By definition almost everything slows down in a recession, and that has been notably true when it comes to buying and selling newspapers.

In the last recession, which for newspapers covered 1990 and 1991, newspaper acquisitions disappeared after several years of frenzied dealing. In the current recession, which may or may not have ended, depending on how you read the tea leaves, newspaper deals likewise dried up.

Until, that is, February of this year, when Lee Enterprises agreed to acquire Howard Publications for $694 million, and Community Newspaper Holdings Inc. agreed to buy four dailies from the Ottaway Newspapers unit of Dow Jones for $182 million.

Now, for someone like me who spends a lot of time appraising newspaper properties, this break in the acquisition doldrums was welcome. One of the ways to appraise a newspaper is to compare its operations with those of papers recently sold. When there aren't any deals, a valuable appraisal tool is lacking.
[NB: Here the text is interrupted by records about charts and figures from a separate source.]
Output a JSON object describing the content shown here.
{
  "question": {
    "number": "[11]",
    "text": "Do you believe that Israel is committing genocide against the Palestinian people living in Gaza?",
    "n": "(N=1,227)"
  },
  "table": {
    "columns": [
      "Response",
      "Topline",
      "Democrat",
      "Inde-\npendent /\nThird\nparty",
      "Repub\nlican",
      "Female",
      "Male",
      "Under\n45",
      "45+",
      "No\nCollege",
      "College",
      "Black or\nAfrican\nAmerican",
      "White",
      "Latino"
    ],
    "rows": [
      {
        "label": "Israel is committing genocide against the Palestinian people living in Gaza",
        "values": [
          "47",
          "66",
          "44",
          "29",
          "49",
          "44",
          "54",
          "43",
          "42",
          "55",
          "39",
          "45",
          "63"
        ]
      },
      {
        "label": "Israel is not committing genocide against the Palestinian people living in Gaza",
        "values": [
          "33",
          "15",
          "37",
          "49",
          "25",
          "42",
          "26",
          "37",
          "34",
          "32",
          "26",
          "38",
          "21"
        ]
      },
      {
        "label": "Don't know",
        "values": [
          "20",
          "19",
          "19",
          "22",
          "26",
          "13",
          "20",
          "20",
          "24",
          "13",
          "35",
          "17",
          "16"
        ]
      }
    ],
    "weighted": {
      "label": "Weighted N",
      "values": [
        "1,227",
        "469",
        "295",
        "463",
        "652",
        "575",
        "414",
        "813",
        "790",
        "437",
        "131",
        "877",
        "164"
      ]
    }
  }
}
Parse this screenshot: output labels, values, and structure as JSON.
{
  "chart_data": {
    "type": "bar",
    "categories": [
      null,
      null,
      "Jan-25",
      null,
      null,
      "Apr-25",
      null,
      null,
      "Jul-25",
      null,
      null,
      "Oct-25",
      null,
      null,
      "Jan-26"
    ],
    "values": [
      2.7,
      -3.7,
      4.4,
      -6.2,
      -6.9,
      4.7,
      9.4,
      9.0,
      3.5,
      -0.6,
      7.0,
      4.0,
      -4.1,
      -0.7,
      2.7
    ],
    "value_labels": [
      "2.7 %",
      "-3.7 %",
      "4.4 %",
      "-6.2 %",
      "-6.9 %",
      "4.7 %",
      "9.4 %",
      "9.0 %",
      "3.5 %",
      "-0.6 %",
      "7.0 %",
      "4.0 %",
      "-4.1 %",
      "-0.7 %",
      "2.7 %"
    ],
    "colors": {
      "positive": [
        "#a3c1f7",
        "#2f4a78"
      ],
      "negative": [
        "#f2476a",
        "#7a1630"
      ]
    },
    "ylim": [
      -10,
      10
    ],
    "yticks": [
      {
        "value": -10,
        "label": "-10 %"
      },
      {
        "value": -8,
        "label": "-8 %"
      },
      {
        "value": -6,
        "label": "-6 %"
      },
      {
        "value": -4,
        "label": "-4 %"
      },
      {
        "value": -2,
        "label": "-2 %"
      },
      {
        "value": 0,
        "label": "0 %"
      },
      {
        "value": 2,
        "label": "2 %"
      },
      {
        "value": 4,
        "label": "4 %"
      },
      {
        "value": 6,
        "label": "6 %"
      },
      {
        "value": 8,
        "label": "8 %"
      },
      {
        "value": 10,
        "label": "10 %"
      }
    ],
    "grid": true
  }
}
Actually, there were a few changes in ownership last year, affecting 23 dailies, but all were tiny in circulation and none of the financial data was revealed. Compare that with 125 newspaper sales in 2000 and 70 in 1999, with many sizable dailies involved.

The fact that deals dry up in a recession does not mean that newspapers suddenly are no longer valuable and desired by prospective purchasers. The problem is that prospective sellers have a pretty good idea of how much money they want, an amount usually expressed as a multiple of operating cash flow, which is earnings before noncash charges like depreciation, interest and taxes. The going price for newspaper acquisitions has been a multiple of around 12 times operating cash flow. If earnings drop 15 to 20 percent in a recession, which is not unusual, the impact on how much an owner would get is large indeed, and it's no wonder prospective sellers would rather wait until business picks up.

What was notable about Lee Enterprises' announcement of its acquisition of Howard Publications, which owns 16 dailies in 11 states, was that it provided both pre-recession and recession multiples. Based on Howard's fiscal year ended April 2000, the sale price was 12.3 times operating cash flow. Based on the following fiscal year, which included several months of recession, the multiple was 14.1. (Dow Jones made no such distinctions in its announcement that it was selling four of its Ottaway newspapers in four states. By my calculations, the $182 million sale price represented 12.2 times 2001 operating cash flow.)

If the past is a guide, these two acquisitions presage a resumption of ownership concentration, a process that began back in the 1950s and probably will not end until a handful of companies own most of the nation's dailies.

Still, the newspaper industry remains diverse in ownership compared with other media operations. By my count, there are 118 companies that own two or more dailies (many of these companies are quite small, with total circulations in the tens of thousands) and somewhere less than 300 individually owned dailies.

The question that hovers over newspapers is whether the rush to media convergence will push the industry into an entirely different ownership environment. So far, newspaper companies have been acquired by other newspaper companies, and convergence generally has been intracompany, involving TV and radio stations and in some cases cable operations already owned by the companies.

But consider AOL Time Warner – which owns magazines, TV stations, motion-picture production, cable television systems and Internet services, and which may soon, based on a recent federal appeals court decision, be allowed to own TV stations and cable systems in the same market. It takes no leap of imagination to know what would complete this convergence picture--newspapers. Or consider General Electric, which owns NBC. If this corporate behemoth--which dwarfs all other media companies--decides to stay in the media business and decides convergence is the path to success, it has the financial means to buy up just about everything, including newspapers.

I confess that I sometimes lie awake at night and envision a future in which every movie producer, theater operator, television network, TV and radio station, cable system and, yes, every newspaper is owned by a company I'll call Media One--Media Two just having gone belly-up. It would all have been done in the name of economic efficiency and inevitability of consolidation, and it would be horrible. For now, at least, the newspaper industry is fortunate to be out of this convergence fray and to have almost all publications owned by people who basically (if not always perfectly) understand what newspapers are supposed to stand for.